Think being a therapist is only doing direct-client care? Think again! There’s a whole other world of possibilities out there and that’s what this article is all about. But first, I think I need to clarify what exactly “direct-client care” is in case some of you readers don’t know.
Direct-client care is when you work with clients directly. Basically, it’s when you’re doing the typical therapist work of meeting with clients and helping them through their problems. An example of indirect-client care would be if you were supervising or training other therapists on how to do the work. Most therapists do direct-client care and that’s it. They do this day in and day out throughout their entire careers.
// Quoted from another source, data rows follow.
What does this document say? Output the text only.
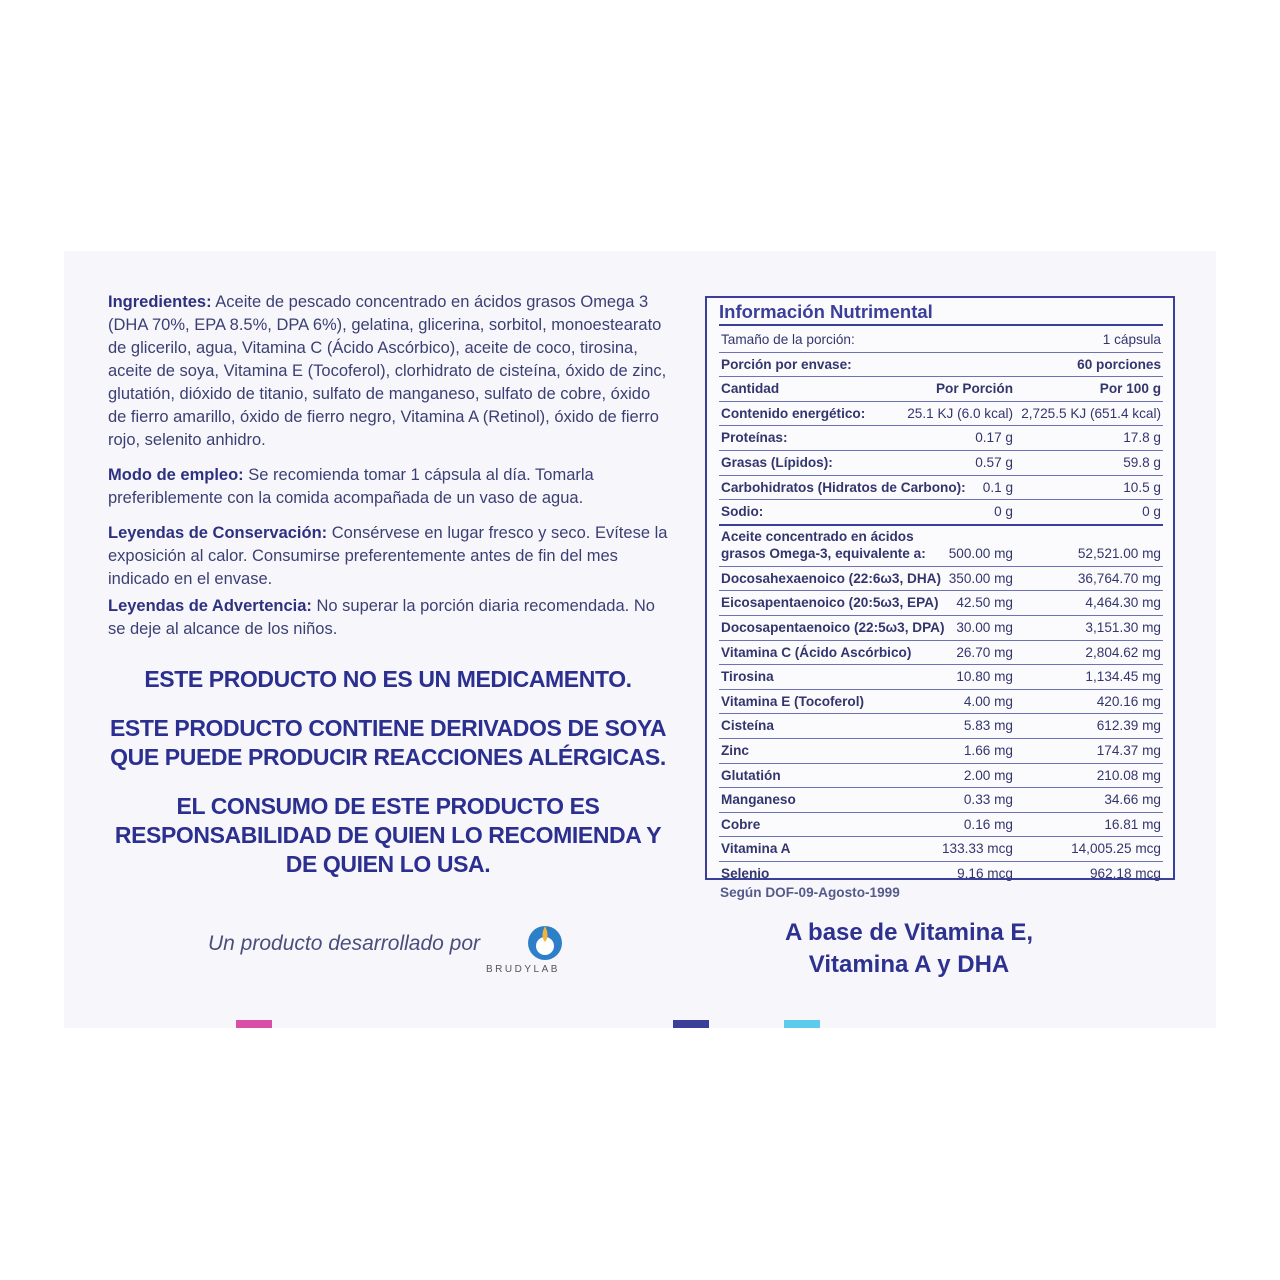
Ingredientes: Aceite de pescado concentrado en ácidos grasos Omega 3 (DHA 70%, EPA 8.5%, DPA 6%), gelatina, glicerina, sorbitol, monoestearato de glicerilo, agua, Vitamina C (Ácido Ascórbico), aceite de coco, tirosina, aceite de soya, Vitamina E (Tocoferol), clorhidrato de cisteína, óxido de zinc, glutatión, dióxido de titanio, sulfato de manganeso, sulfato de cobre, óxido de fierro amarillo, óxido de fierro negro, Vitamina A (Retinol), óxido de fierro rojo, selenito anhidro.

Modo de empleo: Se recomienda tomar 1 cápsula al día. Tomarla preferiblemente con la comida acompañada de un vaso de agua.

Leyendas de Conservación: Consérvese en lugar fresco y seco. Evítese la exposición al calor. Consumirse preferentemente antes de fin del mes indicado en el envase.

Leyendas de Advertencia: No superar la porción diaria recomendada. No se deje al alcance de los niños.

ESTE PRODUCTO NO ES UN MEDICAMENTO.

ESTE PRODUCTO CONTIENE DERIVADOS DE SOYA QUE PUEDE PRODUCIR REACCIONES ALÉRGICAS.

EL CONSUMO DE ESTE PRODUCTO ES RESPONSABILIDAD DE QUIEN LO RECOMIENDA Y DE QUIEN LO USA.

Un producto desarrollado por
BRUDYLAB
Información Nutrimental
Tamaño de la porción:	1 cápsula
Porción por envase:	60 porciones
Cantidad	Por Porción	Por 100 g
Contenido energético:	25.1 KJ (6.0 kcal) 2,725.5 KJ (651.4 kcal)
Proteínas:	0.17 g	17.8 g
Grasas (Lípidos):	0.57 g	59.8 g
Carbohidratos (Hidratos de Carbono): 0.1 g	10.5 g
Sodio:	0 g	0 g
Aceite concentrado en ácidos grasos Omega-3, equivalente a:	500.00 mg	52,521.00 mg
Docosahexaenoico (22:6ω3, DHA) 350.00 mg	36,764.70 mg
Eicosapentaenoico (20:5ω3, EPA) 42.50 mg	4,464.30 mg
Docosapentaenoico (22:5ω3, DPA) 30.00 mg	3,151.30 mg
Vitamina C (Ácido Ascórbico)	26.70 mg	2,804.62 mg
Tirosina	10.80 mg	1,134.45 mg
Vitamina E (Tocoferol)	4.00 mg	420.16 mg
Cisteína	5.83 mg	612.39 mg
Zinc	1.66 mg	174.37 mg
Glutatión	2.00 mg	210.08 mg
Manganeso	0.33 mg	34.66 mg
Cobre	0.16 mg	16.81 mg
Vitamina A	133.33 mcg	14,005.25 mcg
Selenio	9.16 mcg	962.18 mcg
Según DOF-09-Agosto-1999
A base de Vitamina E,
Vitamina A y DHA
There’s nothing wrong with this, but what I’m hearing from other therapists is that a lot of therapists feel drained by doing too much direct client care.
If you’re feeling exhausted, drained, or like you’re burning out, you’re doing too much direct-client care. One of the sad things I see is that a lot of therapists experience this and then decide that it’s time to leave the profession. Often times these are good therapists who have gotten really good at doing therapy and just when they reach their peak they get burned out and leave the profession. I think this is really unfortunate. It’s also unnecessary.
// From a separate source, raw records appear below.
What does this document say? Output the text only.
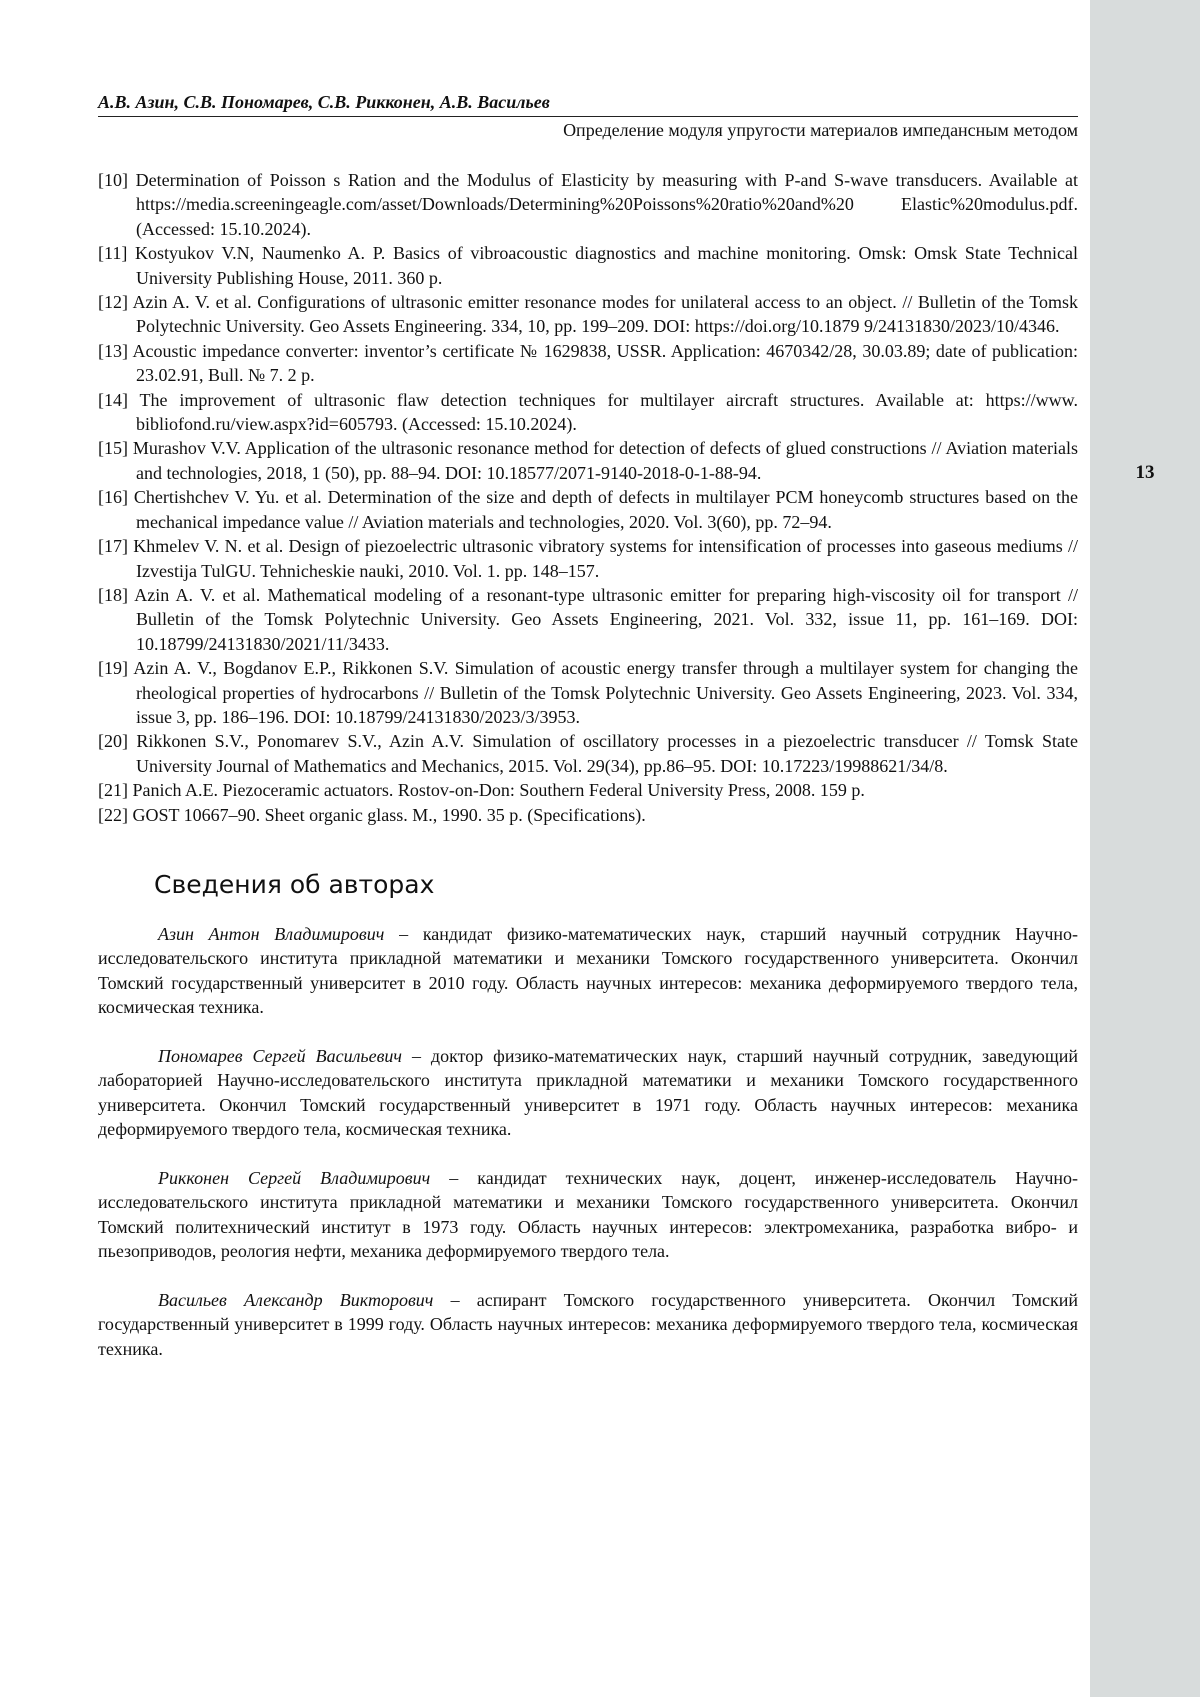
13
А.В. Азин, С.В. Пономарев, С.В. Рикконен, А.В. Васильев
Определение модуля упругости материалов импедансным методом
[10] Determination of Poisson s Ration and the Modulus of Elasticity by measuring with P-and S-wave transducers. Available at https://media.screeningeagle.com/asset/Downloads/Determining%20Poissons%20ratio%20and%20 Elastic%20modulus.pdf. (Accessed: 15.10.2024).
[11] Kostyukov V.N, Naumenko A. P. Basics of vibroacoustic diagnostics and machine monitoring. Omsk: Omsk State Technical University Publishing House, 2011. 360 p.
[12] Azin A. V. et al. Configurations of ultrasonic emitter resonance modes for unilateral access to an object. // Bulletin of the Tomsk Polytechnic University. Geo Assets Engineering. 334, 10, pp. 199–209. DOI: https://doi.org/10.1879 9/24131830/2023/10/4346.
[13] Acoustic impedance converter: inventor’s certificate № 1629838, USSR. Application: 4670342/28, 30.03.89; date of publication: 23.02.91, Bull. № 7. 2 p.
[14] The improvement of ultrasonic flaw detection techniques for multilayer aircraft structures. Available at: https://www. bibliofond.ru/view.aspx?id=605793. (Accessed: 15.10.2024).
[15] Murashov V.V. Application of the ultrasonic resonance method for detection of defects of glued constructions // Aviation materials and technologies, 2018, 1 (50), pp. 88–94. DOI: 10.18577/2071-9140-2018-0-1-88-94.
[16] Chertishchev V. Yu. et al. Determination of the size and depth of defects in multilayer PCM honeycomb structures based on the mechanical impedance value // Aviation materials and technologies, 2020. Vol. 3(60), pp. 72–94.
[17] Khmelev V. N. et al. Design of piezoelectric ultrasonic vibratory systems for intensification of processes into gaseous mediums // Izvestija TulGU. Tehnicheskie nauki, 2010. Vol. 1. pp. 148–157.
[18] Azin A. V. et al. Mathematical modeling of a resonant-type ultrasonic emitter for preparing high-viscosity oil for transport // Bulletin of the Tomsk Polytechnic University. Geo Assets Engineering, 2021. Vol. 332, issue 11, pp. 161–169. DOI: 10.18799/24131830/2021/11/3433.
[19] Azin A. V., Bogdanov E.P., Rikkonen S.V. Simulation of acoustic energy transfer through a multilayer system for changing the rheological properties of hydrocarbons // Bulletin of the Tomsk Polytechnic University. Geo Assets Engineering, 2023. Vol. 334, issue 3, pp. 186–196. DOI: 10.18799/24131830/2023/3/3953.
[20] Rikkonen S.V., Ponomarev S.V., Azin A.V. Simulation of oscillatory processes in a piezoelectric transducer // Tomsk State University Journal of Mathematics and Mechanics, 2015. Vol. 29(34), pp.86–95. DOI: 10.17223/19988621/34/8.
[21] Panich A.E. Piezoceramic actuators. Rostov-on-Don: Southern Federal University Press, 2008. 159 p.
[22] GOST 10667–90. Sheet organic glass. M., 1990. 35 p. (Specifications).
Сведения об авторах

Азин Антон Владимирович – кандидат физико-математических наук, старший научный сотрудник Научно-исследовательского института прикладной математики и механики Томского государственного университета. Окончил Томский государственный университет в 2010 году. Область научных интересов: механика деформируемого твердого тела, космическая техника.

Пономарев Сергей Васильевич – доктор физико-математических наук, старший научный сотрудник, заведующий лабораторией Научно-исследовательского института прикладной математики и механики Томского государственного университета. Окончил Томский государственный университет в 1971 году. Область научных интересов: механика деформируемого твердого тела, космическая техника.

Рикконен Сергей Владимирович – кандидат технических наук, доцент, инженер-исследователь Научно-исследовательского института прикладной математики и механики Томского государственного университета. Окончил Томский политехнический институт в 1973 году. Область научных интересов: электромеханика, разработка вибро- и пьезоприводов, реология нефти, механика деформируемого твердого тела.

Васильев Александр Викторович – аспирант Томского государственного университета. Окончил Томский государственный университет в 1999 году. Область научных интересов: механика деформируемого твердого тела, космическая техника.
Rather than simply leave the profession, I think that what a lot of these therapists need to do is to have less clients and to start doing things with their career other than direct-client care. Let’s take me for example. I write books. I love writing and it’s something I can do with my career that does not involve scheduling and billing insurance. Another thing I do is I provide consultation and training for other therapists. There are even jobs where you can travel around the country doing seminars. I bet you never thought you could travel in this career, huh?
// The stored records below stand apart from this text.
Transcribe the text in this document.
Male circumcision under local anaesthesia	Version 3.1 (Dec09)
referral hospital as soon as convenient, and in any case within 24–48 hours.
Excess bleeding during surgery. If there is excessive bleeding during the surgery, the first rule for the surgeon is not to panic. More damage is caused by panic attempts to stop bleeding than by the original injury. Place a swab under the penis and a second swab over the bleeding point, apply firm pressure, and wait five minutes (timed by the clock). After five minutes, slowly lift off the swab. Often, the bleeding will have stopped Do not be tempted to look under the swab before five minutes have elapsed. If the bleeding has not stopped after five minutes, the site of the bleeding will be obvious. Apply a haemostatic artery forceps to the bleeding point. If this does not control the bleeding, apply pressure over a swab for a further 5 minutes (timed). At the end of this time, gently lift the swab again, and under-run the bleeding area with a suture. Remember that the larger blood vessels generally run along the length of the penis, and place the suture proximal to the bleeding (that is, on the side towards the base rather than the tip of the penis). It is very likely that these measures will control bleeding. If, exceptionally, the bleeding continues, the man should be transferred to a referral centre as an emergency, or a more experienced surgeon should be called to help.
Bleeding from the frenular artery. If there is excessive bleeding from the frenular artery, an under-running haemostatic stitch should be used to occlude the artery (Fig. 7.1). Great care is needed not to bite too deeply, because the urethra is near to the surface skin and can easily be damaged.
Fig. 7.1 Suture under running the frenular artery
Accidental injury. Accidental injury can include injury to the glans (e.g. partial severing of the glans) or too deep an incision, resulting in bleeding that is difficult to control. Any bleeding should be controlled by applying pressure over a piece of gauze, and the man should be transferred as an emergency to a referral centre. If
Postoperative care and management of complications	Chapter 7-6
If you want to take clients out of the equation completely, another thing you can do is to work for the insurance companies. The insurance companies need licensed therapists to review paperwork. It doesn’t sound exciting but it is a 9-5 salaried position and if you really feel like you need a break from seeing clients, this is it. Another possibility is to sit on a Board. It could be a non-profit or even your State Board. You could also do organizational or policy work for a non-profit. Again, these are all things you could either do part or full time.
I think it’s really good for us therapists to mix it up a little. Get creative. If there’s something you like to do or wish you could do, there’s probably a way to make it related to therapy or just do it part time on the side. Really, the possibilities are endless. There’s a lot you can do while still staying in your career.